A PEC alterou os artigos 131 e 134-A da Constituição do Estado. No primeiro artigo foi apenas acrescentado o Instituto Socioeducativo do Acre (ISE) como parte da Segurança Pública do Estado.

A principal mudança ocorre no artigo 134-A, no qual determina que nos quadros da Polícia Penal serão aproveitados os agentes penitenciários socioeducativos e dos cargos públicos equivalentes contratados em caráter temporário.

Veja mudança:

Redação original do art 134- A: “A Polícia Penal é estruturada em carreira, cujo ingresso dar-se-á mediante aprovação em concurso público de provas e títulos.”

Com a nova redação, o texto fica da seguinte forma: “A Polícia Penal é estruturada em carreira, cujo o ingresso dar-se-á mediante aprovação em concurso público de provas e títulos, e por meio de transformação dos atuais agentes penitenciários, socioeducativo e dos cargos públicos equivalentes. Nos quadros da Polícia Penal serão aproveitados os agentes penitenciários socioeducativos e dos cargos públicos equivalentes contratados em caráter temporário com mais de cinco anos de serviço contínuo e ininterrupto, através do benefício da estabilidade que durará até a aposentadoria destes.”

‘Inconstitucional’

Ao g1, o deputado Pedro Longo disse que como se trata de Emenda Constitucional não vai para sanção do governo. A própria Mesa da Aleac é quem promulga e foi o que aconteceu.

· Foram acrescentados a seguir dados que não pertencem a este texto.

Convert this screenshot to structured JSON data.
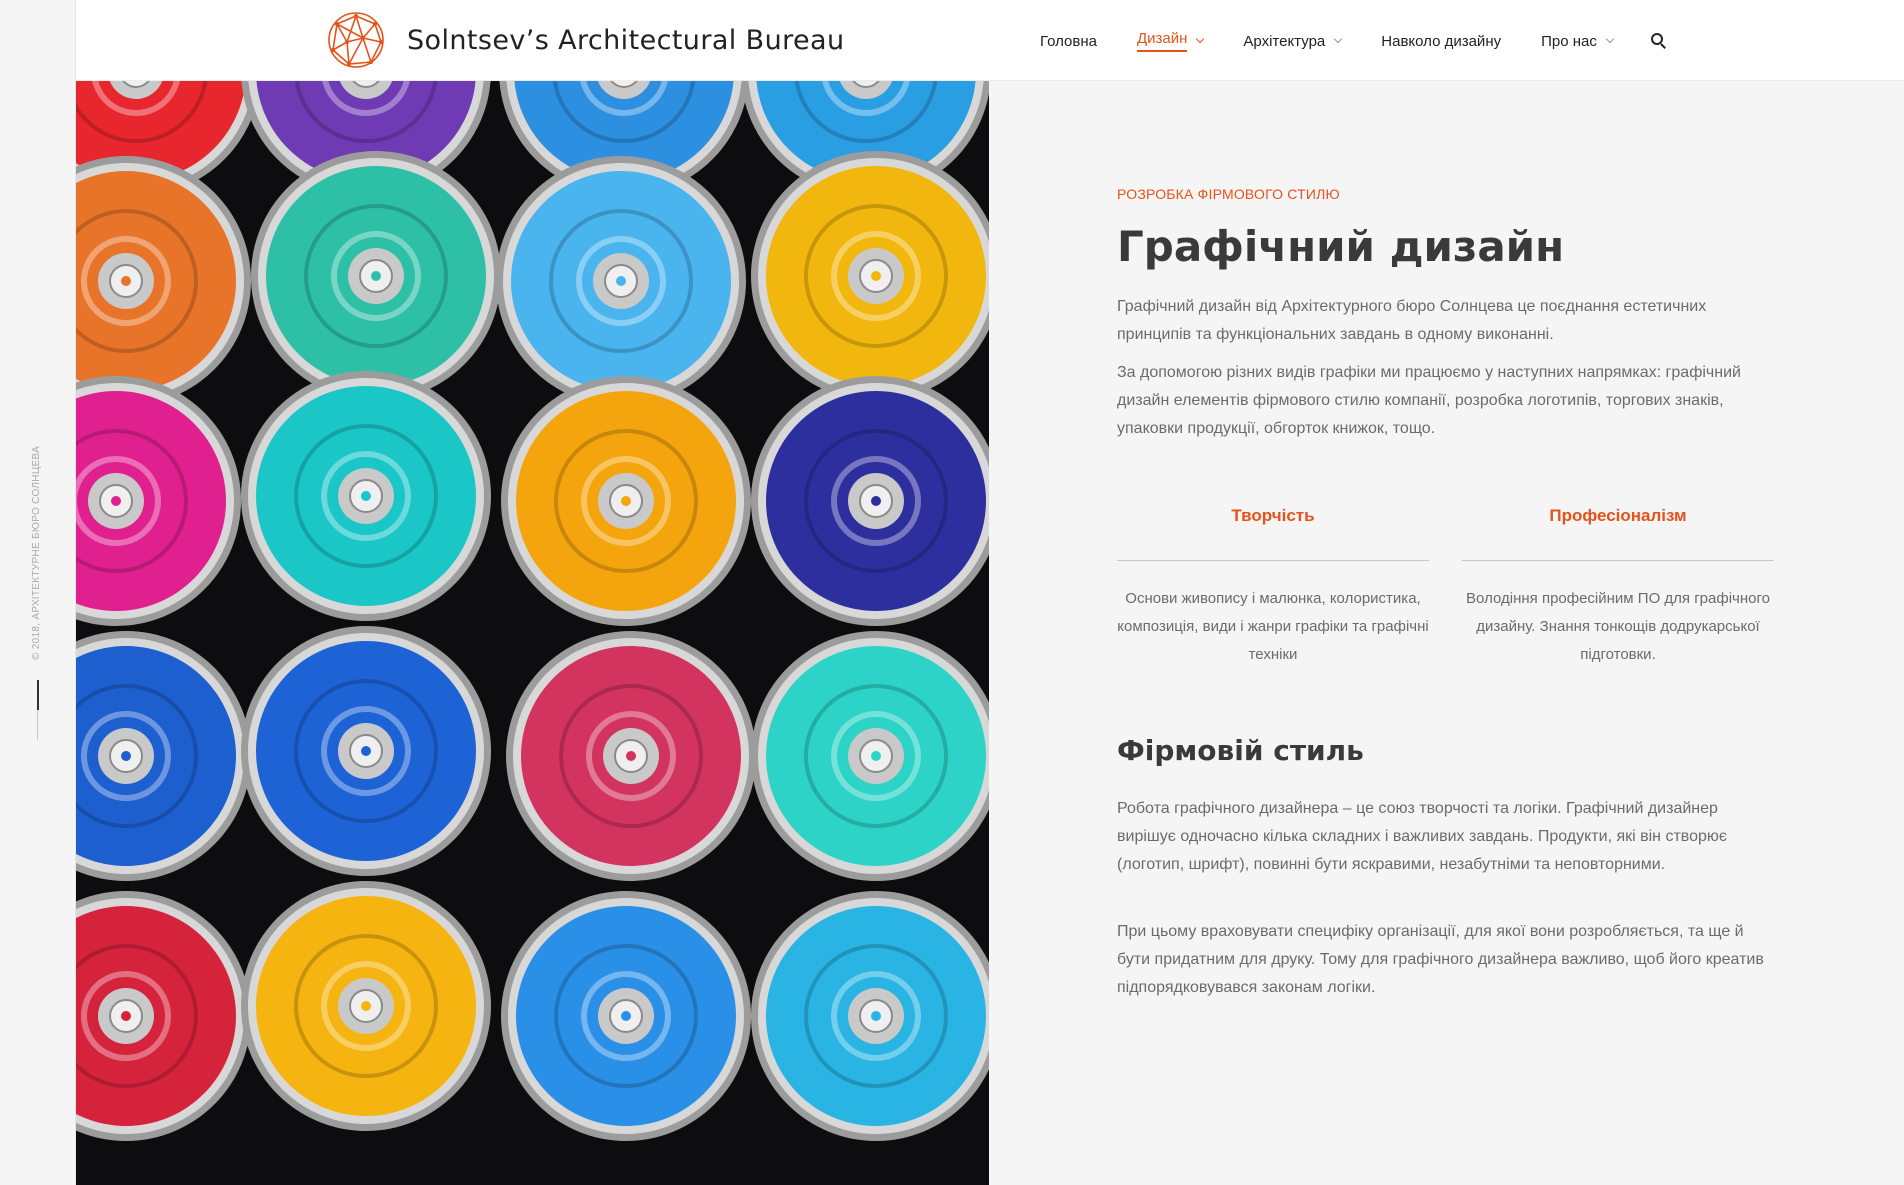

“Certamente, depois de publicada o Ministério Público Federal deve propor uma ADIN [Ação Direta de Inconstitucionalidade] para suspender os efeitos”, explicou.

O presidente do Sindicato dos Policiais Penais, Joelison Ramos disse que está em processo de levantamento de informações e que a instituição vai entrar com a ADIN para os efeitos da PEC sejam suspensos.

“A partir da promulgação já está valendo o processo, então estamos juntando toda a documentação, verificando qual o ente competente que irá nos representar [justiça estadual ou federal] nessa ADI e conversando com nossos advogados, e com a própria classe, para ver qual vai ser a maneira mais adequada para levar este processo”, afirmou.

Segundo informou o sindicato, são mais de 300 servidores provisórios que de devem ser incorporados sem a realização de concurso público. O presidente criticou a aprovação da Aleac e afirma que a atitude é “eleitoreira”.

“A gente espera que seja um processo célere e que essa aberração seja corrigida o mais breve possível porque os prejuízos já estão postos. A população, com certeza, não aceita essa atitude eleitoreira tomada pelos nossos parlamentares. Já que é uma casa de leis, deveriam respeitar nosso ordenamento jurídico e a Constituição Federal, mas infelizmente no período eleitoral, estão relativizando tudo”.

‘Questão humanitária’

Um dos deputados que assinou o documento, Roberto Duarte, logo após a aprovação do novo texto, defendeu a mudança.

“Essa PEC é uma questão humanitária. Ela foi apresentada por 18 dos 24 deputados do Acre, não sou o autor dela, é da Assembleia Legislativa do Acre como reconhecimento a alguns trabalhadores que dedicaram suas vidas e hoje correm o risco de serem jogados na rua sem qualquer direito. Temos servidores do ISE que têm 27 anos de serviço prestado ao Estado e tem mais de 54 anos de idade e não tem mais o que fazer da vida”, destacou o deputado.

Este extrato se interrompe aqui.